A totale, indubbiamente il mercato e il business sono in continua crescita dal 2010. Il rallentamento si osserva nel corso del 2011, successivamente in ripresa fino al 2015. In questa sede, si conferma l’intuizione che il mercato é guidato da fenomeni di stagionalità, con picchi durante il periodo estivo, e cali durante il periodo invernale.

Le città registrano dinamiche analoghe nel corso del tempo. Non mancano, tuttavia, divergenze dei trend in alcuni momenti storici specifici.

Si nota altresì che la città di Tyler ha il mercato in assoluto più proficuo fino al 2013. Successivamente, emerge la competitività dell’area di Bryan-College Station, che si dimostra in grado di generare un valore maggiore delle vendite durante l’alta stagionalità estiva.

9. Conclusioni

Il mercato immobiliare del Texas, superato il rallenatamento nel 2011, storicamente é in crescita fino al 2015. Nonostante la differenza tra aree urbane, é evidente l’effetto ciclico della stagionalità sulla domanda. Ottime opportunità offre il periodo estivo, nei mesi tra maggio e agosto, “golden period” che porta risultati d’impatto. Può essere utile rivalutare nel dettaglio le strategie da adottare durante i mesi di stagnazione.
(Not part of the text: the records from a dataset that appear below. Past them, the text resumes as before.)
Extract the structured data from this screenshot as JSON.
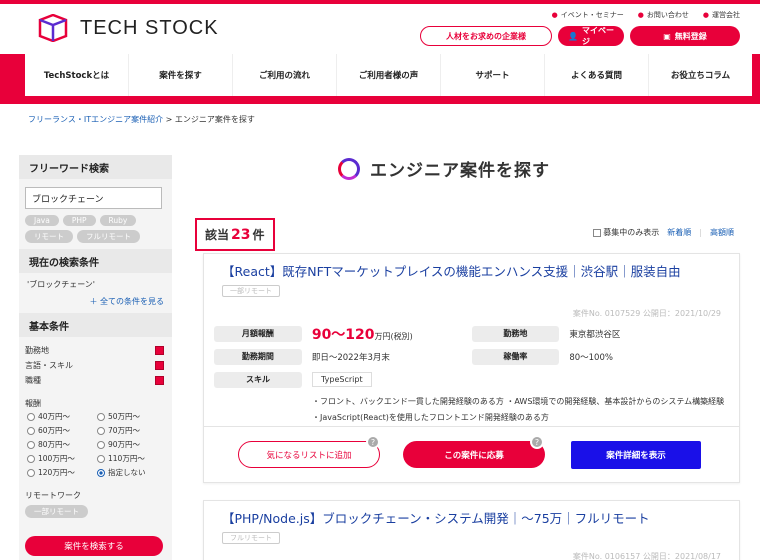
{
  "brand": {
    "name": "TECH STOCK",
    "accent": "#e8003a",
    "link": "#1a5fb4",
    "button_blue": "#1a10e8"
  },
  "toplinks": [
    "イベント・セミナー",
    "お問い合わせ",
    "運営会社"
  ],
  "header_buttons": {
    "company": "人材をお求めの企業様",
    "mypage": "マイページ",
    "register": "無料登録"
  },
  "nav": [
    "TechStockとは",
    "案件を探す",
    "ご利用の流れ",
    "ご利用者様の声",
    "サポート",
    "よくある質問",
    "お役立ちコラム"
  ],
  "breadcrumb": {
    "link": "フリーランス・ITエンジニア案件紹介",
    "sep": ">",
    "current": "エンジニア案件を探す"
  },
  "sidebar": {
    "freeword_title": "フリーワード検索",
    "freeword_value": "ブロックチェーン",
    "tags": [
      "Java",
      "PHP",
      "Ruby",
      "リモート",
      "フルリモート"
    ],
    "current_title": "現在の検索条件",
    "current_value": "'ブロックチェーン'",
    "show_all": "＋ 全ての条件を見る",
    "basic_title": "基本条件",
    "basic_items": [
      "勤務地",
      "言語・スキル",
      "職種"
    ],
    "reward_label": "報酬",
    "reward_options": [
      "40万円〜",
      "50万円〜",
      "60万円〜",
      "70万円〜",
      "80万円〜",
      "90万円〜",
      "100万円〜",
      "110万円〜",
      "120万円〜",
      "指定しない"
    ],
    "reward_selected": "指定しない",
    "remote_label": "リモートワーク",
    "remote_tag": "一部リモート",
    "search_button": "案件を検索する"
  },
  "main": {
    "title": "エンジニア案件を探す",
    "count_prefix": "該当",
    "count": "23",
    "count_suffix": "件",
    "filter_label": "募集中のみ表示",
    "sort_new": "新着順",
    "sort_high": "高額順"
  },
  "jobs": [
    {
      "title": "【React】既存NFTマーケットプレイスの機能エンハンス支援｜渋谷駅｜服装自由",
      "remote": "一部リモート",
      "meta": "案件No. 0107529 公開日：2021/10/29",
      "labels": {
        "pay": "月額報酬",
        "location": "勤務地",
        "period": "勤務期間",
        "rate": "稼働率",
        "skill": "スキル"
      },
      "pay": "90〜120",
      "pay_unit": "万円(税別)",
      "location": "東京都渋谷区",
      "period": "即日〜2022年3月末",
      "rate": "80〜100%",
      "skill": "TypeScript",
      "description": "・フロント、バックエンド一貫した開発経験のある方 ・AWS環境での開発経験、基本設計からのシステム構築経験 ・JavaScript(React)を使用したフロントエンド開発経験のある方",
      "buttons": {
        "favorite": "気になるリストに追加",
        "apply": "この案件に応募",
        "detail": "案件詳細を表示"
      },
      "help": "?"
    },
    {
      "title": "【PHP/Node.js】ブロックチェーン・システム開発｜〜75万｜フルリモート",
      "remote": "フルリモート",
      "meta": "案件No. 0106157 公開日：2021/08/17"
    }
  ]
}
La città di Tyler é il main player, ottimo mercato con ottimi risultati. Nel corso degli anni, su base mensile, rappresenta circa il 36% del totale delle vendite. Tuttavia, ci sono opportunità non sfruttate in termini di efficacia delle strategie di marketing. Confrontando con le altre città, mediamente l’incidenza del numero di vendite sul numero delle inserzioni pubblicitarie attive é del 9%, il valore più basso. Mediamente nel periodo, il KPI é circa al 12%, buono se non é noto il valore target e considerando l’effetto stagionalità in cui la domanda é meno attiva.

Gli investimenti per le inserzioni pubblicitarie hanno maggiore effetto nel periodo estivo. Tuttavia, andrebbero rivalutate le strategie per quelle città, come Tyler, che soffrono maggiormente il calo stagionale della domanda.

La città di Bryan-College Station, anch’essa un player proficuo, con l’andamento competitivo della stagione estiva del 2014 dimostra un potenziale che va supportato con le politiche di marketing. Inoltre, diversamente da Tyler e altre, risente meno della contrazione autunnale della domanda.

Pur contribuendo poco in termini di valore derivante dalle vendite, é carente il mercato di Wichita Falls. Dopo il miglior periodo nel 2010, il suo mercato é altalenante e non mostra segni di crescita continua. E’, quindi, un’area di miglioramento.